Can anyone tell me what the difference is between the Hurst shifter used with a console, vs. one used without a console? I am restoring a '65 GTO, converting from automatic to Muncie 4-speed. I am putting in a console and will need a shifter that is compatible with the console. Any info would be a great help. thanks!


----------



## GTOJUNIOR (Aug 7, 2011)

The only STICK variations I'm aware of relate to seats. Bench Vs Bucket. 
The difference for Console cars Versus Non-Console is the Boot and Retainer.


----------



## geeteeohguy (Feb 2, 2008)

GTOJUNIOR said:


> The only STICK variations I'm aware of relate to seats.
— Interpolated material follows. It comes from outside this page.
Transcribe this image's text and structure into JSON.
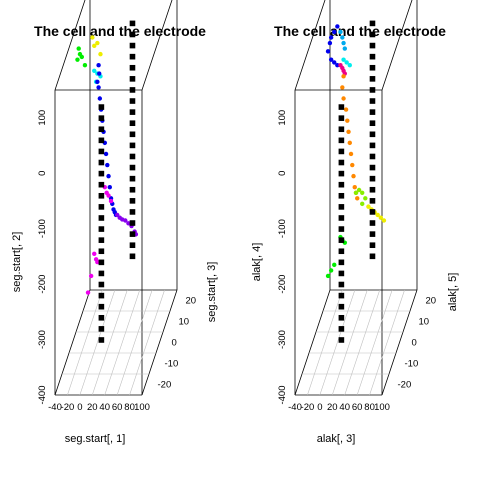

Bench Vs Bucket.
> The difference for Console cars Versus Non-Console is the Boot and Retainer.


This^^^. A correct '65 GTO shifter is a fairly straight and tall unit, and is designed (and used) for both applications. Only a rare bench car with no console has a different more aggressively curved shifter.


----------



## wishihaditback (Jun 9, 2011)

Since we're on the subject, my '65 4speed built w/o a console. I'm looking to add a console and see on ebay two types of the GM shifter tunnel pan (that screws to the hump). Pictures are attached of the two styles. The one in my car is the type with the smaller round hole. If i'm going console, do i need the other style that has more opening room, or does it not make a difference? Thanks for any input.


----------



## GTOJUNIOR (Aug 7, 2011)

65-66 With console this is the tunnel you need;
https://www.ebay.com/i/132675284240?chn=ps


----------



## wishihaditback (Jun 9, 2011)

Thanks for the pics and the ebay link. I'm guessing then that the tunnel pictured is the same for a non-console car. Thanks again.


----------



## geeteeohguy (Feb 2, 2008)

The shifter porch on the right with the small hole is a Pontiac-type part. The one with the big hole on the right is not part of any Pontiac I've ever seen. Not even close.


----------



## wishihaditback (Jun 9, 2011)

geeteeohguy said:


> The shifter porch on the right with the small hole is a Pontiac-type part. The one with the big hole on the right is not part of any Pontiac I've ever seen. Not even close.


Thanks for your input. I kinda figured the round hole might be the correct one. The other oblong one was on the ebay and stated it also was for a '65 goat. Always best to ask! Thanks again.


----------



## varmit86 (Nov 7, 2009)

If anyone is interested i have a muncie 4 tranmission low mile never been apart with bell housing, clutch and pressure plate, shifter all of it out of my early 66 GTO. Pricey but great virgin parts with correct numbers.


----------